Using multiple yubikeys

18. September 2025

The setup

I have been using a yubikey as my primary storage device for gpg-keys for a few years now. I use these keys daily, for signing things, mainly commits, for encrypting things, but most importantly for ssh authentication. I even use them to become root on my current system using ssh root@localhost, I don't even remember my actual root password anymore.

This works great. A few years ago I even bought a second yubikey just in case the first one ever breaks, so I'd have a backup. Back then I commisioned the second yubikey, tossed it in a secure place and never looked at it again, just keeping it for the worst case.

This changed recently because on multiple occasions I forgot my primary yubikey in my PC at home when going out, leaving me without access to any of my servers, or even local root. To prevent this happening again, I came up with the plan of having one home yubikey that always resides in the desktop PC at home, and one mobile yubikey that remains on my keychain only to be used intermittenly with my laptop.

Since I already had the second yubikey this sounded like a great plan. As it turns out however the tools I use aren't really made for this usage pattern.

This is the story and solutions I have found so far to enable my usage.

GPG

The most tool I mostly use is (sadly) still gpg. The yubikey has 3 keyslots to save gpg private keys, on for each usage, authentication, signing and encrypting. I used this great guide to set these up and now use them for both siging my commits as well as ssh, by using the gpg-agent.

Multi GPG vs Single GPG

When using multiple yubikeys the main decision on has to make is whether to use one gpg masterkey per yubikey or cloning the same gpg keys to each yubikey.

Using a singular gpg-key makes usage a lot easier as you don't have to remember to add both keys everywhere you'd like to use them. However in case one of the keys gets lost or stolen you'd have to revoke the singular keys, leaving you without any chain of trust.

For this reason I choose to implement one gpg key per yubikey. If one gets stolen I can revoke it and resign everysing I published using the other key.

gpg-agent

This one suprisingly just worked. It seems to realize that only one key can be used and prompts me for the corresponding pin, never even mentioning the other possible key. Yay at least one.

Signing

Both my gpg identities contain my primary email, which I've so far used as the uid when signing things. GPG however dosn't really seem to support this case in which two keys have the same uid, and will always only try the first one when using gpg -u <email>. First here meaning first to have been added to the keyring. If that doesn't work it will just fail instead of trying a different one.

One solution would be instead of setting your git/jujutsu signing key uid to <email> to directly set it to the fingerprint of the key you'd like to use. This has the drawback of having to be done on a per-repository basis and changed each time you'd like to use the other yubikey.

I have implemented another solution as seen here.

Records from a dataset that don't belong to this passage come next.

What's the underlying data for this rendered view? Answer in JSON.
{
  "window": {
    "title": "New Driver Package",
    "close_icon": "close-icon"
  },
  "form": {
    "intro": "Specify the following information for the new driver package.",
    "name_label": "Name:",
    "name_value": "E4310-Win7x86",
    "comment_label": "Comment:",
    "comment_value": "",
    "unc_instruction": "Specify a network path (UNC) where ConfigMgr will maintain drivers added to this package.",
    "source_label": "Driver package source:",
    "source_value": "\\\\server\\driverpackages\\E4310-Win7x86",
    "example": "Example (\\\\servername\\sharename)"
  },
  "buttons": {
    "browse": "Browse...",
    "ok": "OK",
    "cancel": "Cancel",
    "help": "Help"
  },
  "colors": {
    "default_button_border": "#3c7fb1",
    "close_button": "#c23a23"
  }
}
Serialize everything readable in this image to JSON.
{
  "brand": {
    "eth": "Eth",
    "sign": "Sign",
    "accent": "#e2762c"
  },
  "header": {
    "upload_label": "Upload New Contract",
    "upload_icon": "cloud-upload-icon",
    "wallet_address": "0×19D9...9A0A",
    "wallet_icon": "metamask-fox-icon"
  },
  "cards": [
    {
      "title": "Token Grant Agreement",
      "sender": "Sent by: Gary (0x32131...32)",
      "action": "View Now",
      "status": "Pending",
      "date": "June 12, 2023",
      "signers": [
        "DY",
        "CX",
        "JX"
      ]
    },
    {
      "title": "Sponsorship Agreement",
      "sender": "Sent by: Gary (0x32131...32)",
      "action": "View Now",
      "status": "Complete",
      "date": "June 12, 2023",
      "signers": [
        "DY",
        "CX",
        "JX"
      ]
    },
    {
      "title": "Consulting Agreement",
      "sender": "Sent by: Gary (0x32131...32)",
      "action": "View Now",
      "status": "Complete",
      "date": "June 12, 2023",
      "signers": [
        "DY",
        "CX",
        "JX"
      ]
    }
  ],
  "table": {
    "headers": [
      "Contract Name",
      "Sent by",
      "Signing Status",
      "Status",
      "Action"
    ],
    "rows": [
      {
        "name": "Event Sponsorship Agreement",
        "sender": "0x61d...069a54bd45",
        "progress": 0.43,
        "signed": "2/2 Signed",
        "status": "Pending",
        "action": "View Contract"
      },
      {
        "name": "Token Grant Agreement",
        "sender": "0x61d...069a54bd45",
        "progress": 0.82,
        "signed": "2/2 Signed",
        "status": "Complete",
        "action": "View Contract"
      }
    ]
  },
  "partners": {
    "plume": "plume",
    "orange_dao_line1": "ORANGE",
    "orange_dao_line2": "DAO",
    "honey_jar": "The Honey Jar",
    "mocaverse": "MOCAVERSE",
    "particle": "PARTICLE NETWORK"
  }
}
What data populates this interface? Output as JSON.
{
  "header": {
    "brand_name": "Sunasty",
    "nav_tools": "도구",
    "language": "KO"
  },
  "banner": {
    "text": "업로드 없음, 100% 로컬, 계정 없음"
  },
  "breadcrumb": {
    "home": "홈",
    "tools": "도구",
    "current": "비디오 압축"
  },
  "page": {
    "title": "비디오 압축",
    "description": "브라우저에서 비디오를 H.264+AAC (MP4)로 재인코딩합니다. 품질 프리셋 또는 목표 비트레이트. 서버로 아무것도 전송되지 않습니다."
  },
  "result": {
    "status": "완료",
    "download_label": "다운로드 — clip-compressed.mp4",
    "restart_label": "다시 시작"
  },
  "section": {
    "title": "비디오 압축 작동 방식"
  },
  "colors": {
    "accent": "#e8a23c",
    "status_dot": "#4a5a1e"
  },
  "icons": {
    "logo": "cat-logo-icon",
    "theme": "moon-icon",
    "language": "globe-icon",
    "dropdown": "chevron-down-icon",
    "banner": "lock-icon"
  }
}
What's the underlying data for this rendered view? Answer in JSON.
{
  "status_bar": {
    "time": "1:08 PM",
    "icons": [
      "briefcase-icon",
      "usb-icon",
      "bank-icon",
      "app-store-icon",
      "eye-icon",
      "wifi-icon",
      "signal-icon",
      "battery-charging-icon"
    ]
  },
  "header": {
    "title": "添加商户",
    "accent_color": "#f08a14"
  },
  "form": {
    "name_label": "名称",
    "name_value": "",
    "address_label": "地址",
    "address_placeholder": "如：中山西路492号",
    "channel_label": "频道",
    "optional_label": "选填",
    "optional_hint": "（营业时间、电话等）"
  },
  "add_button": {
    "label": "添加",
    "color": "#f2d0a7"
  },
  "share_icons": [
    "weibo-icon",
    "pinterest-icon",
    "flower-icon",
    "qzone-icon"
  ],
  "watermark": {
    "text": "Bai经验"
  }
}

This works by telling git/jujutsu to call this wrapper as their gpg program.

The wrapper then does three things:

  1. See if the identity is even set to <email>. Just in case I ever actually don't want to use my yubikeys.
  2. If it is it will remove the identy flag from the call and replace it by the identity of whichever yubikey is plugged in.
  3. Call gpg with the updated identity and any other flags we have been called with.

So far it's worked great. One downside is that I think the ykman call in there resets the yubikey and in turn also any cached PINs.

Another thing to watch out for is I think you have to use the public fingerprint of the specific signing subkey, not the fingerprint of the masterkey. gpg --list-keys only prints the masterkey fingerprint, you can use gpg --card-status to get the subkey fingerprints.

Private Key handles on impermanence

Kinda hyperspecific but maybe you have this problem.

You can just copy the private keygrips into the gpg config folder instead of having to call gpg --card-status each time to get gpg to pick up on the secrets keys. See this script.

Age

The second program I use a lot is age using age-plugin-yubikey to have my secret keys on the yubikey.

The problem here is basically the same. Basically age will always query the identities, private keys in age-land, and associated plugings in the given order. There is no way for the plugin to know whether there is a second idenity and it can just silently exit, or if it is the only one and should output an error when it cannot function.

At least age tries the second yubikey if the first one fails, so for now I just have to click skip this yubikey each time I'm using my secondary one.

The main tool I'm using with age is agenix-rekey so I might implement a way to on-demand reorder the identities in there, but for now there's a bunch of other stuff to do so this will have to wait.

FIDO and other stuff

Of course most people will probably use the yubikey as a FIDO or webauthn key. I barely do that. If I use webauthn or passkeys I save them in my bitwarden, to have them easily accessible anywhere.

But I think it should just work with two keys here. The major downside of course being you would have to separately add each yubikey to each site you want to use them.